Just when you thought things couldn’t be any worse for the auto sector in Russia, up popped the AEB recently with its latest monthly instalment of doom that sets the situation in stark clarity, but will a stabilising rouble ride to the rescue?

After almost 12 months of plunging sales, last month was the poorest in Russia for ten years and although the business association is trying to put a brave face on it, there’s no disguising the gloomy reality this is not the best of times to be in the car biz east of the Urals.

In fairness to AEB Automobile Manufacturers Committee chairman, Joerg Schreiber, whose resolutely sunny outlook is normally such a constant feature of his statments, he didn’t try to pull any punches in the latest disatrous set of figures.

“With 132,000 new vehicle registrations, total market sales in April mark a new low point in the AEB sales history over the past 10 years,” said Schreiber.

“Only in 2009 did we record a similarly weak but slightly better result for this month [136,000 units]. The similarity to 2009, the year of the Lehman crisis, demonstrates the severity of the present situation.”

Invoking the ghost of Lehman is serious stuff indeed. Despite a gradual – and in some cases painfully slow – recovery in Western European economies – memories have not faded so much we can’t remember bewildered Lehman employees walking out of the bank with cardboard boxes of possessions having barely had time to pack before the doors were shuttered.

I can also vivivdly remember the equvialent of a very British ‘run’ on the Northern Rock bank in 2007 – as the first storm clouds were starting to mass over Europe – when I saw vast crowds in London queing in a very orderly fashion with real concern etched on their faces they wouldn’t be able to take their money out.

However, despite the pervading gloom, there is some long-term Russian automotive thinking, which says this crisis will blow over, just as so many others have done and Russia will once more gradually start to deliver on the bold promise so many made before that it could become Europe’s largest market, if you include the country in the Old Continent.  

“For 2016 we expect stabilisation at 2015 level or slight recovery,” EY (Ernst & Young)  CIS Automotive Group Head, Andrey Tomyshev tells me from Moscow, although he noted this year’s resuscitation of the scrappage programme had not yielded quite the impressive results of last year.

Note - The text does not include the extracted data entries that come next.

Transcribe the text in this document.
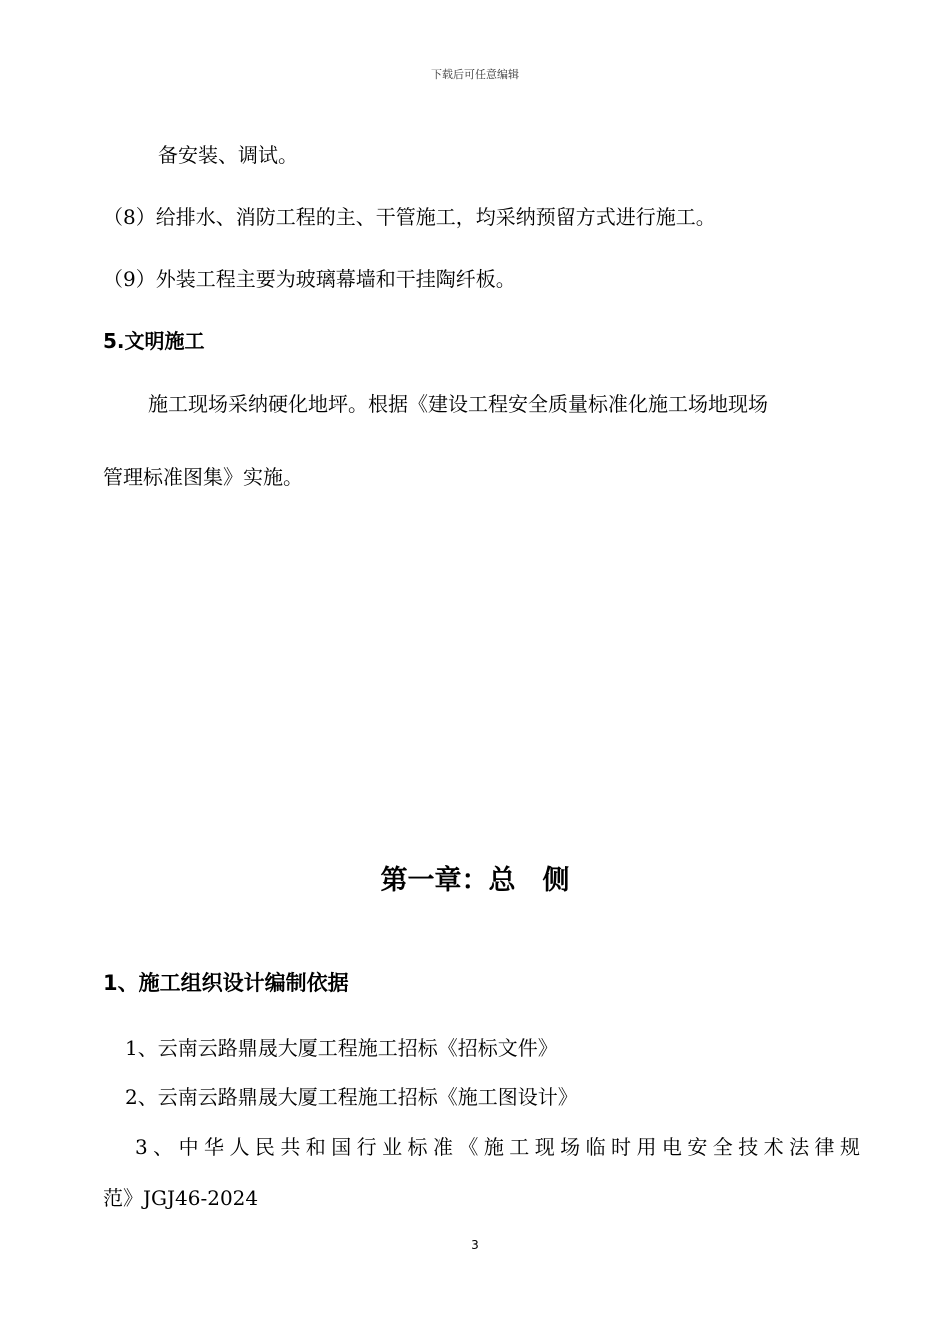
下载后可任意编辑
备安装、调试。
（8）给排水、消防工程的主、干管施工，均采纳预留方式进行施工。
（9）外装工程主要为玻璃幕墙和干挂陶纤板。
5.文明施工
施工现场采纳硬化地坪。根据《建设工程安全质量标准化施工场地现场
管理标准图集》实施。
第一章：总　侧
1、施工组织设计编制依据
1、云南云路鼎晟大厦工程施工招标《招标文件》
2、云南云路鼎晟大厦工程施工招标《施工图设计》
3、中华人民共和国行业标准《施工现场临时用电安全技术法律规
范》JGJ46-2024
3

Interestingly, the analyst notes Russian flagship brand, Lada volumes decreased 29% while total market volume fell 38% in the first three months of 2015

“Decrease of Lada volumes is less considerable as Lada prices have been increased at lower rate compared to foreign brands,” says Tomyshev. “Besides, due to decrease in real disposable income of population, customers are switching to cheaper cars.

“Another reason is in contrast to foreign brands all Lada  models and modifications have been included in utilisation programme and car loan interest rate subsidisation programme.

“Launch of new models should help to improve Lada sales in future: Vesta in the end of 2015; X-Ray in 2016 and the new ?-class in 2017 according to publicly available information.”
But despite a tricky market, AvtoVAZ confirms to me its Lada share for the first four months of this year is 18.6%, up 2.3% compared to 2014, while the Russian behemoth has even awarded its 50,000 staff, with the exception of contacted managers, a 6% pay rise from 1 June.

All these numbers are to a certain extent set against the backdrop, perhaps uniquely, of events beyond manufacturers’ and banks’ control as Russia continues to be in the eye of a political storm many would argue is of its own making.

The country is simply never out of the headlines – witness yesterday’s very public backing by President Vladimir Putin of embattled FIFA president Sepp Blatter – a man almost friendless in the West but who has received a warm endorsement from Moscow with Russia due to host the 2018 World Cup.

And never shy of stoking the flames of anti-Western sentiment, Putin couldn’t resist equating the involvement of the FBI in FIFA as somehow relating to US interference externally,

“This is yet another obvious attempt to spread their jurisdiction to other States,” intoned the President.

“I have no doubt this is obviously an attempt to prevent Mr Blatter’s re-election to the post of FIFA President, which is a grave violation of the principles international organisations function on.”

Against such a volatile backdrop, automakers and Russian manufacturers in general are forced to make plans uncertain of what the economic and political landscape will bring, although the silver lining in the economic cloud has been a depreciating rouble boosting domestic suppliers. 

But for how long? Slowly, inexorably the rouble is starting to claw its way back from the depths as a quasi-peaceful ceasefire in Eastern Ukraine starts to become more permanent and the Crimea crisis is quietly shunted to one side in Western capitals. 

Could that “slight recovery” next year turn into something more durable for those Western automakers holding their nerve and who have opted to stay in the ever-changing landscape that is Russia?